Mayat Mr X ditemukan tanpa identitas pada Rabu (26/10/2022) sore dalam kondisi mengapung. Mayat tersebut ditemukan oleh masyarakat saat melintasi perairan Kampung Asam, Kabupaten Karimun.
Kapolres Karimun AKBP Tony Pantano mengatakan, pihak kepolisian belum dapat memastikan keterkaitan terhadap penemuan mayat tanpa identitas itu dengan tersangka penyeludupan narkotika jenis sabu yang melarikan diri saat penangkapan pada Senin lalu.
Lanjut Kapolres, polisi masih melakukan penyelidikan terhadap keterkaitan mayat tersebut. Menurutnya, berdasarkan identifikasi oleh RSUD Muhammad Sani, mayat itu sudah meninggal dunia sejak 3 hari sebelum ditemukan.
“Identifikasi dari RSUD Muhammad Sani sudah 3 hari meninggalnya. Kami belum bisa menjawab apakah ada keterkaitannya dengan tersangka narkoba yang melompat ke laut, sedang dalam penyelidikan,” kata AKBP Tony Pantano dalam press rilis pengungkapan penyeludupan sabu di Karimun, Sabtu (29/10/2022).
Saat kejadian pengungkapan sabu seberat 32 kilogram itu, diketahui pelaku nekat melompat ke laut untuk menghindari pemeriksaan petugas. Pada waktu itu, diketahui kondisi cuaca buruk dan cukup menyulitkan petugas untuk menemukan keberadaan pelaku.
“Karena waktu penangkapan malam dan cuaca saat itu gelap, kami hanya mengetahui bahwa pelaku seorang laki-laki,” katanya.
Sementara itu, Kasat Narkoba Polres Karimu AKP Elwin Kristanto menyebutkan, berdasarkan ciri-ciri fisik pelaku, temuan mayat sebelumnya itu sangat identik dengan pelaku narkoba yang melompat ke laut saat akan disergap petugas.
“Pelaku saat lompat mengenakan jas hujan, memang ciri-cirinya identik. Tapi kita masih melakukan pendalaman,” kata AKP Elwin Kristanto.
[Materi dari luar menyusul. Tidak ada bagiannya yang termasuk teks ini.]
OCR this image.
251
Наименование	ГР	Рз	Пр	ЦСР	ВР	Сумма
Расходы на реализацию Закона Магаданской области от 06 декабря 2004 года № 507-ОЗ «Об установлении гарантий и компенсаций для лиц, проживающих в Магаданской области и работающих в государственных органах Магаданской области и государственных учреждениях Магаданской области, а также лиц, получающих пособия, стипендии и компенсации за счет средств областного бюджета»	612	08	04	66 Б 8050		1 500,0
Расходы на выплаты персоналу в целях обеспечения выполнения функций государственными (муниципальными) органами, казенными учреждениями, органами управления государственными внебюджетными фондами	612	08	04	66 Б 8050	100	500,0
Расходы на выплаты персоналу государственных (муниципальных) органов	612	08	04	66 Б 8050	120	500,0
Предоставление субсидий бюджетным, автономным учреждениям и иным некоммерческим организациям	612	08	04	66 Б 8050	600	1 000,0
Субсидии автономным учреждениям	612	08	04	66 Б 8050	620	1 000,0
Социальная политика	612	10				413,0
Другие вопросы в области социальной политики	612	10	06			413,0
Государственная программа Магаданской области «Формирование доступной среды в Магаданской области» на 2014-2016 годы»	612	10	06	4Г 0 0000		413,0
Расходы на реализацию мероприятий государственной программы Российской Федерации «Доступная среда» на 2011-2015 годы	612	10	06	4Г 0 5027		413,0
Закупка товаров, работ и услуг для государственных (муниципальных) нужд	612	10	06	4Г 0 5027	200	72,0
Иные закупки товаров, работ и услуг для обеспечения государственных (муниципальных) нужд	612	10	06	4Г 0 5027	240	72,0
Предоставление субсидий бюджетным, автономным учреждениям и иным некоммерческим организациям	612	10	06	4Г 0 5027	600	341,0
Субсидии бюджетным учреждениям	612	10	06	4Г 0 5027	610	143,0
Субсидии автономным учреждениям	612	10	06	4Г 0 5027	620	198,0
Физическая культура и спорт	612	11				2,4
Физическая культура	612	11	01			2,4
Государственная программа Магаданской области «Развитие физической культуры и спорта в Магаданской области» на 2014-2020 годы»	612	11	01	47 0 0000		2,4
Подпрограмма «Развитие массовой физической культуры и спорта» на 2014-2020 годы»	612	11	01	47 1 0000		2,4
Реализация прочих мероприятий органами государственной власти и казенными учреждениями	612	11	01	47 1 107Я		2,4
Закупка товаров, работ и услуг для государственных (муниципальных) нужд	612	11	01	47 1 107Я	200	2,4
Dari hasil pemeriksaan di atas kapal, petugas menemukan adanya 30 bungkus kemasan teh China yang diduga merupakan narkoba jenis sabu dengan berat kotor 32,07 kilogram yang diduga berasal dari Malaysia.
“Kejadian pada pukul 23.00 WIB. Kita juga melihat pelaku melompat. Tapi kondisi gelap dan cuaca hujan,” katanya.